Academic research focuses on human-AI partnerships

Researchers at Carnegie Mellon University study how artificial intelligence can strengthen teams rather than replace them. Professor Anita Williams Woolley leads work at the Tepper School of Business. Her team created COHUMAIN — Collective Human-Machine Intelligence — to examine collaborative potential.
“AI agents could create the glue that is missing because of how our work environments have changed, and ultimately improve our relationships with one another,” Woolley said.
Her findings suggest AI supports communication and decision-making effectively. But the technology cannot interpret emotions or understand nuance like humans can. Woolley argues AI should function as a partner, not a replacement for human judgment.
Ph.D. researcher Allen Brown discovered that people feel exposed when they believe AI monitors them. He wants to identify “contexts in which AI could be a partner… where they’re working through some topic that might have task conflict or relationship conflict.”

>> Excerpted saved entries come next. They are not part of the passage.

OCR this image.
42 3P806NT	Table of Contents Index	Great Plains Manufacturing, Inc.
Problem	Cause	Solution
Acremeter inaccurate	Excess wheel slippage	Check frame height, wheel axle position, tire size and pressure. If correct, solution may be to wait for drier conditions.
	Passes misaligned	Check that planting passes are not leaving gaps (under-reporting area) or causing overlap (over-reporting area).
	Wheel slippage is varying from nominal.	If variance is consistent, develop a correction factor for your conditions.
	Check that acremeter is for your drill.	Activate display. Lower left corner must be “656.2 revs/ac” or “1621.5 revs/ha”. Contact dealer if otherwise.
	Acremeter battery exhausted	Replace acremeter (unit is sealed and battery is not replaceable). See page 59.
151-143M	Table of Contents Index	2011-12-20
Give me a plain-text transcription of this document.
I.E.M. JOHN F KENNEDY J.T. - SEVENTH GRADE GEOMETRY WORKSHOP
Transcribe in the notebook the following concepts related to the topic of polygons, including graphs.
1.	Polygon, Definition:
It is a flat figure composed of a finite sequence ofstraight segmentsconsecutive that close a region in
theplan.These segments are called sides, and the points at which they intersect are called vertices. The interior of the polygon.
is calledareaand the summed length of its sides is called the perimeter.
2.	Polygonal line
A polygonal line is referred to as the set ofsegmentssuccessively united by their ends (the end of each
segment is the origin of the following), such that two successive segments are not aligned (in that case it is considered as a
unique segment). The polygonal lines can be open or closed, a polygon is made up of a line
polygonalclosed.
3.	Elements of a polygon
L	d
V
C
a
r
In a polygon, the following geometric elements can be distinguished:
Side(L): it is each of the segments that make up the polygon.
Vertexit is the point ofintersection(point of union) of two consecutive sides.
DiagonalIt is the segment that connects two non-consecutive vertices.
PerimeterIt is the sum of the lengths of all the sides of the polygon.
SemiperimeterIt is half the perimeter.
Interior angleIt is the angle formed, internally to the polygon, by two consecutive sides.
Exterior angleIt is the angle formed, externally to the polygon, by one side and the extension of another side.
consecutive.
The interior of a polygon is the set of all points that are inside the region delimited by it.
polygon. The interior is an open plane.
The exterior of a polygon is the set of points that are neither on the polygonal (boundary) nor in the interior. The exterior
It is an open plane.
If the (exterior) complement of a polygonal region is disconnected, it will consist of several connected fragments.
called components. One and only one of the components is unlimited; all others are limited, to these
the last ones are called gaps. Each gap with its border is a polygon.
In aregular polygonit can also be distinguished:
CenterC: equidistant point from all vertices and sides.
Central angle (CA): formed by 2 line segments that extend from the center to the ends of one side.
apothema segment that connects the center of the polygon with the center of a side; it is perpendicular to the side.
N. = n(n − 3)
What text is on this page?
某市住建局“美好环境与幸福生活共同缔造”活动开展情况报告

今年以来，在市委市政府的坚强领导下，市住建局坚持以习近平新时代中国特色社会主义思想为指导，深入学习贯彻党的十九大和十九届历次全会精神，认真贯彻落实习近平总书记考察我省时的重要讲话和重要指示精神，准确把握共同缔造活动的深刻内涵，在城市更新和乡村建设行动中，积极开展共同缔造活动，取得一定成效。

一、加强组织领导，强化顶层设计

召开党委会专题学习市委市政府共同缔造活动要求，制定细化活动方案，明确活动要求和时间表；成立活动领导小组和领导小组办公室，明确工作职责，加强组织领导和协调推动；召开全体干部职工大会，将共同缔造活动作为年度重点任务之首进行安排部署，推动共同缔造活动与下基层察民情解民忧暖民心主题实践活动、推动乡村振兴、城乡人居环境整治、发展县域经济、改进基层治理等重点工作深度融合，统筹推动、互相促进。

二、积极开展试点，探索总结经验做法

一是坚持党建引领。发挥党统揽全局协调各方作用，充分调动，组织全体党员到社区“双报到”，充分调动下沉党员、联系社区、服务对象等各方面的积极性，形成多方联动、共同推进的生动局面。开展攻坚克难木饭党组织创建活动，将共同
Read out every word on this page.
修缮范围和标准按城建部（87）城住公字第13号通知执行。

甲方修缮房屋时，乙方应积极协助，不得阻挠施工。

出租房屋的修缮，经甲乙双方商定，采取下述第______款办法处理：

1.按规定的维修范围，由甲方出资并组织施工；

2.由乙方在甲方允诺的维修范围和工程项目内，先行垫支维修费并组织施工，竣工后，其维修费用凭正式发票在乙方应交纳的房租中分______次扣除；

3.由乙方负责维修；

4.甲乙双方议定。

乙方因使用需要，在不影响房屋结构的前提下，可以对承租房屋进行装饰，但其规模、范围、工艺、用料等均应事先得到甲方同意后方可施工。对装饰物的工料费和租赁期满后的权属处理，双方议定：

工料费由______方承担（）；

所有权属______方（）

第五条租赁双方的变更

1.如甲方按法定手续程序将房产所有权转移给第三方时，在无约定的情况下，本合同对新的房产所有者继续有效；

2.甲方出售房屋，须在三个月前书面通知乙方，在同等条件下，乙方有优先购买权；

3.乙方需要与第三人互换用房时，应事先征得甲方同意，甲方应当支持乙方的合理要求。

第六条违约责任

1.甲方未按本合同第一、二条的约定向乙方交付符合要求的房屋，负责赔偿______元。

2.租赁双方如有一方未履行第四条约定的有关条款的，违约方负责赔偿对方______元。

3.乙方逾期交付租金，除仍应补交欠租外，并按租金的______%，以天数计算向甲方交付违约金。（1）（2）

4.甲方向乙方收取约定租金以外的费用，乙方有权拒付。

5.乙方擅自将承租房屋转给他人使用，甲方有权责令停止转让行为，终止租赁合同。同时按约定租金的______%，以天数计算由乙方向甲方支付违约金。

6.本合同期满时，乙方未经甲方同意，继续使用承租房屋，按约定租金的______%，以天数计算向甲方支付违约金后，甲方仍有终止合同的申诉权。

Researchers Zhaohui (Zoey) Jiang and Linda Argote examine how transparency affects trust. “Opacity seems to inflate the sense of sophistication, whereas transparency can make the very same system seem simpler and less ‘magical,'” Jiang said.
Their work shows that both transparent and opaque AI models offer benefits. Future systems might adjust dynamically to complement human strengths and compensate for weaknesses.